Here are the test cases for the assignment:

case 1

 INT f2(INT x, INT y ) BEGIN z := x*x - y*y; RETURN z; END INT MAIN F1() BEGIN INT x; READ(x, "A41.input"); INT y; READ(y, "A42.input"); INT z; z := f2(x,y) + f2(y,x); WRITE (z, "A4.output"); END

, case 2,

 BEGIN END INT MAIN AAA, X23Y, F1i A END

case 3,

aaa&bbb!ccc#ddd%eee&ffff

case 4,

 INT f2(INT x, INT y ) BEGIN z := x*x - y*y; RETURN z; END INT MAIN f1() BEGIN x2222x INT x1; READ(x, "A41. input"); INT y; READ(y, "A42.input"); INT z; z := f2(x,y) + f2(y,x); WRITE (z, "A4.output"); END

case 5,

 "A41.input" AA BB CCCC2DDD aaabbb if b c d IF 

case 6.

AA1 BBBB22222 CCC3333DDDDD A- B- C- xx_yy_~!@#$%^&*()_+}{}[]\|\":";'?><,./  zz BEGIN END 

(ID counts: 5 4 6 7 8 9).

If you can not pass test case 6, and you use [^a-zA-Z] as delimiter in Scanner, you can solve the problem by specifying the encoding as UTF-8, i.e., use

 new Scanner(yourFile, "UTF-8")... 

In this assignment you can suppose that there are no comments in the programs.

In the output file you should only write "identifiers:" followed by the number of identifiers. If there are multiple occurrences of an identifier in the input, you should only count it once. Don't write anything else into the output file.

You will write two different programs to do this:

  1. Program A11.java is not supposed to use regular expressions, not regex package, not the methods involvoing regular expression in String class or other classes. Your program can look at characters one by one, and write a loop to check whether they are quoted strings, identifiers, etc. `
  2. Program A12.java will use java.util.regex. One useful link to start with is a tutorial for Java regex. https://www.regular-expressions.info/java.html

Your programs should be able to run by typing:

 %javac A11.java %java A11 A1.tiny %javac A12.java %java A12 A1.tiny 

In this assignment, the output should be in a file called "A1.output". You should not use keyboard input. The input file name will be provided as the argument of the program, while the output file name is hard coded in your programs. i.e., your code regarding input and output can be like the following:

 ... new BufferedReader(new FileReader(args[0])); ... new BufferedWriter(new FileWriter("A1.output")); 

Your program should be tested on luna or bravo.

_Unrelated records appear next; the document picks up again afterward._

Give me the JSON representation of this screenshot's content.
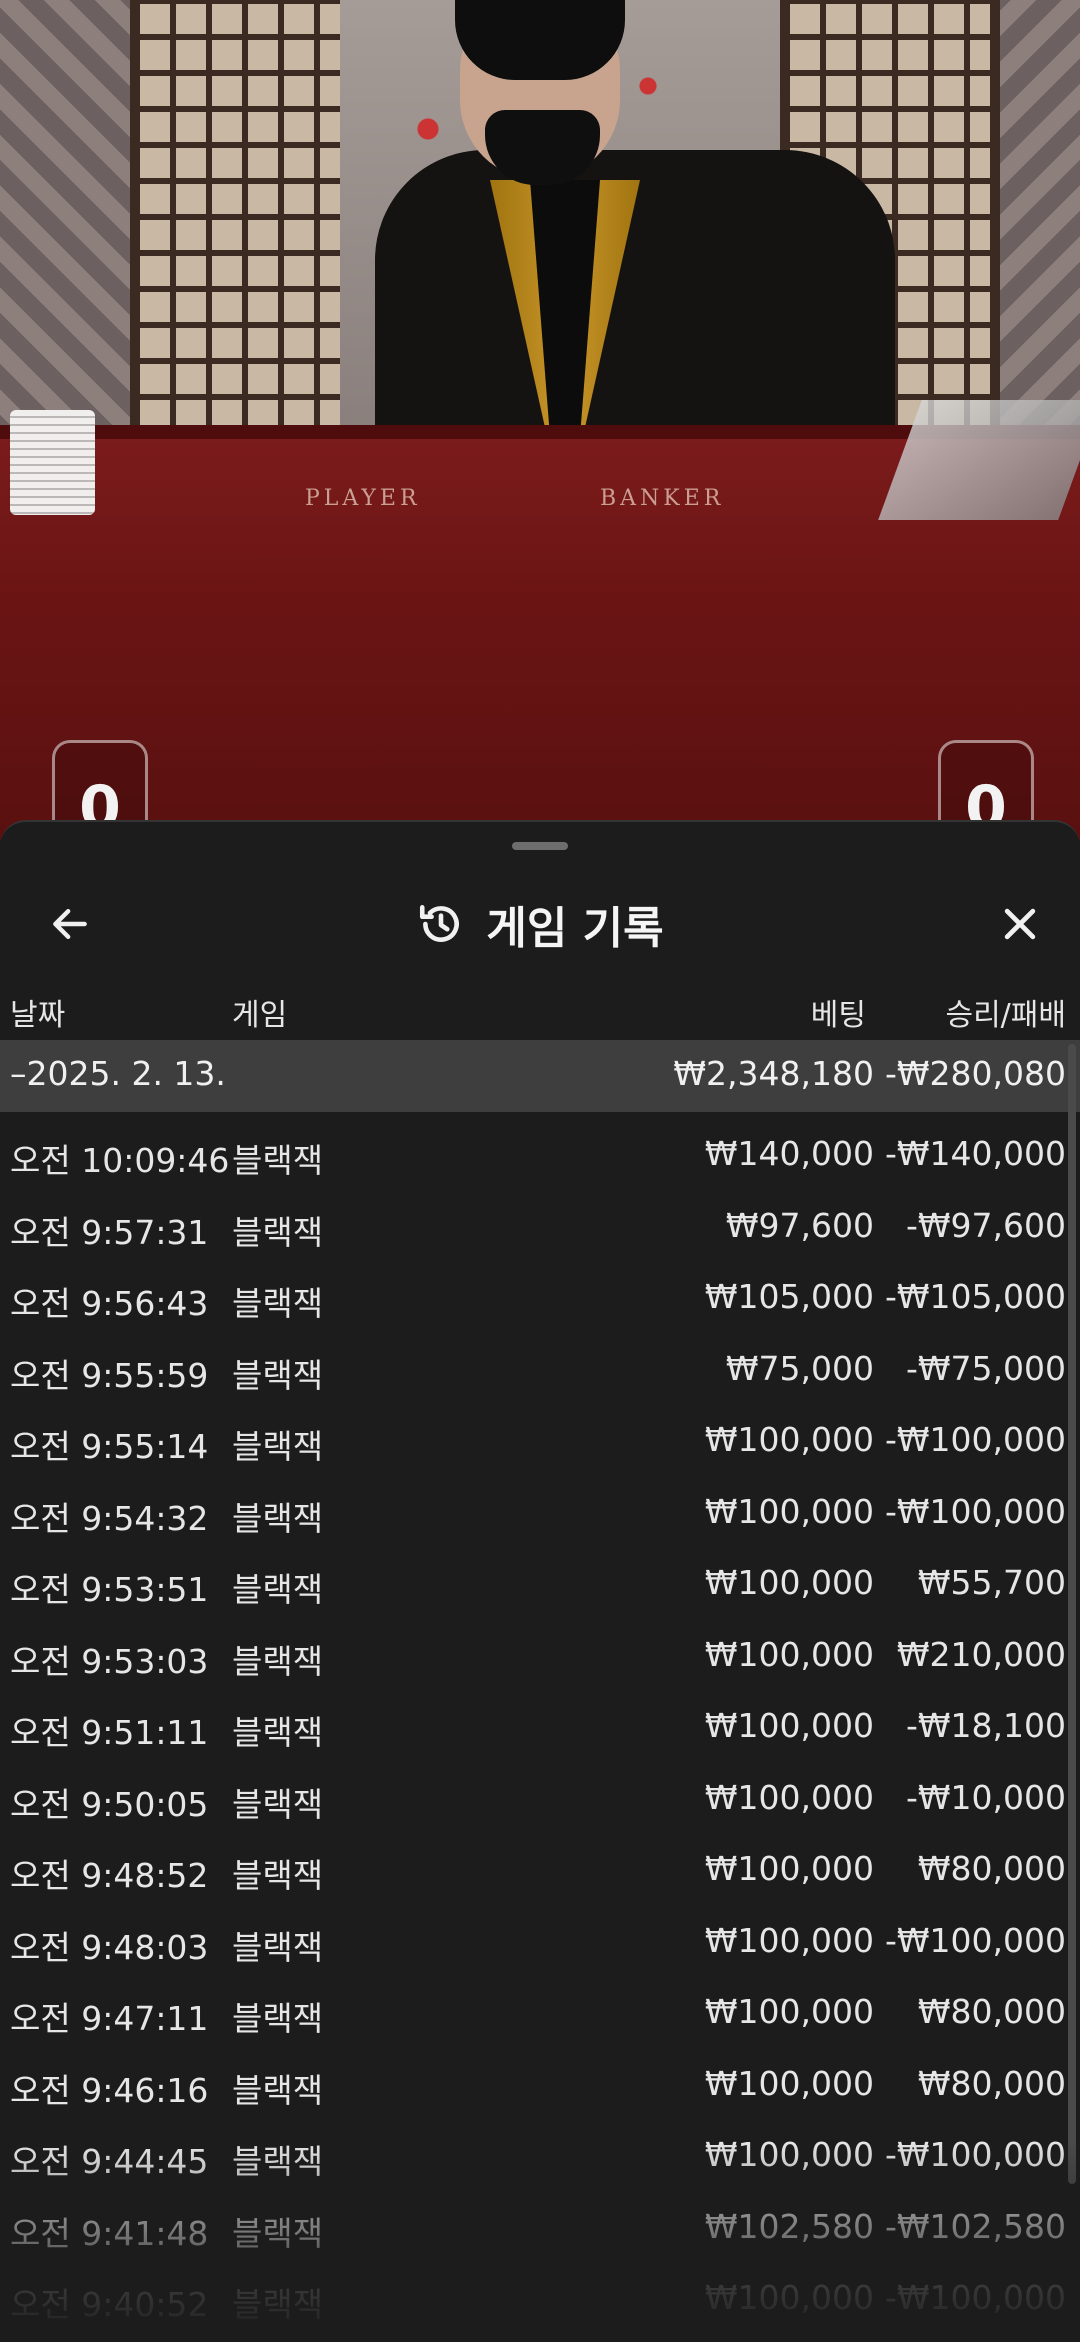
{
  "video": {
    "felt_labels": [
      "PLAYER",
      "BANKER"
    ],
    "scores": [
      "0",
      "0"
    ]
  },
  "sheet": {
    "title": "게임 기록",
    "icons": {
      "back": "arrow-left-icon",
      "history": "history-icon",
      "close": "close-icon"
    }
  },
  "columns": {
    "date": "날짜",
    "game": "게임",
    "bet": "베팅",
    "winloss": "승리/패배"
  },
  "group": {
    "date": "–2025. 2. 13.",
    "bet": "₩2,348,180",
    "winloss": "-₩280,080"
  },
  "rows": [
    {
      "time": "오전 10:09:46",
      "game": "블랙잭",
      "bet": "₩140,000",
      "winloss": "-₩140,000"
    },
    {
      "time": "오전 9:57:31",
      "game": "블랙잭",
      "bet": "₩97,600",
      "winloss": "-₩97,600"
    },
    {
      "time": "오전 9:56:43",
      "game": "블랙잭",
      "bet": "₩105,000",
      "winloss": "-₩105,000"
    },
    {
      "time": "오전 9:55:59",
      "game": "블랙잭",
      "bet": "₩75,000",
      "winloss": "-₩75,000"
    },
    {
      "time": "오전 9:55:14",
      "game": "블랙잭",
      "bet": "₩100,000",
      "winloss": "-₩100,000"
    },
    {
      "time": "오전 9:54:32",
      "game": "블랙잭",
      "bet": "₩100,000",
      "winloss": "-₩100,000"
    },
    {
      "time": "오전 9:53:51",
      "game": "블랙잭",
      "bet": "₩100,000",
      "winloss": "₩55,700"
    },
    {
      "time": "오전 9:53:03",
      "game": "블랙잭",
      "bet": "₩100,000",
      "winloss": "₩210,000"
    },
    {
      "time": "오전 9:51:11",
      "game": "블랙잭",
      "bet": "₩100,000",
      "winloss": "-₩18,100"
    },
    {
      "time": "오전 9:50:05",
      "game": "블랙잭",
      "bet": "₩100,000",
      "winloss": "-₩10,000"
    },
    {
      "time": "오전 9:48:52",
      "game": "블랙잭",
      "bet": "₩100,000",
      "winloss": "₩80,000"
    },
    {
      "time": "오전 9:48:03",
      "game": "블랙잭",
      "bet": "₩100,000",
      "winloss": "-₩100,000"
    },
    {
      "time": "오전 9:47:11",
      "game": "블랙잭",
      "bet": "₩100,000",
      "winloss": "₩80,000"
    },
    {
      "time": "오전 9:46:16",
      "game": "블랙잭",
      "bet": "₩100,000",
      "winloss": "₩80,000"
    },
    {
      "time": "오전 9:44:45",
      "game": "블랙잭",
      "bet": "₩100,000",
      "winloss": "-₩100,000"
    },
    {
      "time": "오전 9:41:48",
      "game": "블랙잭",
      "bet": "₩102,580",
      "winloss": "-₩102,580"
    },
    {
      "time": "오전 9:40:52",
      "game": "블랙잭",
      "bet": "₩100,000",
      "winloss": "-₩100,000"
    }
  ]
}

Please don't write unnecessarily long programs. The sample solutions for A11 and A12 consist of approximately 300 words altogether by PHP function str_word_count(), which are not written deliberately for short length and can be compacted into smaller sizes easily. Hence one mark is given if your wordcount is smaller than 300.

Marking Scheme

If your code is shorter or equal to 72 words according to our website (or 32 according to wc the word count command in unix), you will recieve one bonus mark. I.e., the total mark could be 5+1=6.

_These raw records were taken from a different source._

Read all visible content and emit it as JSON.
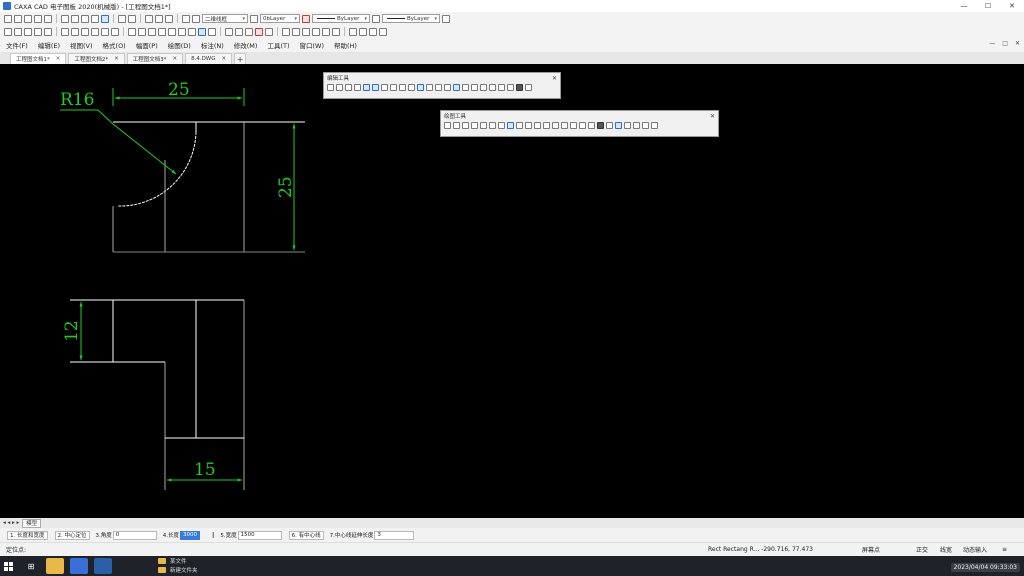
{
  "window": {
    "title": "CAXA CAD 电子图板 2020(机械版) - [工程图文档1*]",
    "minimize": "—",
    "maximize": "☐",
    "close": "✕"
  },
  "toolbar": {
    "layer_combo": "0bLayer",
    "color_combo": "ByLayer",
    "linetype_combo": "ByLayer",
    "lineweight_combo": "ByLayer",
    "ucs_combo": "二维线框"
  },
  "menu": {
    "items": [
      "文件(F)",
      "编辑(E)",
      "视图(V)",
      "格式(O)",
      "幅面(P)",
      "绘图(D)",
      "标注(N)",
      "修改(M)",
      "工具(T)",
      "窗口(W)",
      "帮助(H)"
    ],
    "ctrls": [
      "—",
      "□",
      "✕"
    ]
  },
  "tabs": [
    {
      "label": "工程图文档1*",
      "close": "✕"
    },
    {
      "label": "工程图文档2*",
      "close": "✕"
    },
    {
      "label": "工程图文档3*",
      "close": "✕"
    },
    {
      "label": "8.4.DWG",
      "close": "✕"
    }
  ],
  "tab_add": "+",
  "floating_toolbars": {
    "edit": {
      "title": "编辑工具",
      "close": "✕"
    },
    "draw": {
      "title": "绘图工具",
      "close": "✕"
    }
  },
  "drawing": {
    "radius_label": "R16",
    "dim_top": "25",
    "dim_right": "25",
    "dim_left": "12",
    "dim_bottom": "15",
    "line_color": "#ffffff",
    "dim_color": "#22cc22"
  },
  "layout_tabs": {
    "nav": "◂ ◂ ▸ ▸",
    "model": "模型"
  },
  "command": {
    "f1": "1. 长度和宽度",
    "f2": "2. 中心定位",
    "f3_label": "3.角度",
    "f3_val": "0",
    "f4_label": "4.长度",
    "f4_val": "3000",
    "f5_label": "5.宽度",
    "f5_val": "1500",
    "f6": "6. 有中心线",
    "f7_label": "7.中心线延伸长度",
    "f7_val": "3"
  },
  "status": {
    "prompt": "定位点:",
    "coords": "Rect Rectang R...   -290.716, 77.473",
    "snap": "屏幕点",
    "ortho": "正交",
    "linewidth": "线宽",
    "dynamic": "动态输入"
  },
  "taskbar": {
    "file1": "某文件",
    "file2": "新建文件夹",
    "clock": "2023/04/04 09:33:03"
  }
}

 yourMark=0; if (A11.java, A12.java are not sent properly) return; for (each of A11, A12) if (it is compiled correctly) yourMark+=0.2; for (each of A11, A12){ if (your java program reads A1.tiny && generates result file A1.output) for (each of the 6 tests cases) if (it is correct) yourMark+=0.3; if youCode.length() < average(length of A11 in the class) yourMark+=0.5; } for (each day of your late submission) yourMark=yourMark*0.8; One bonus mark for the shortest code among the class.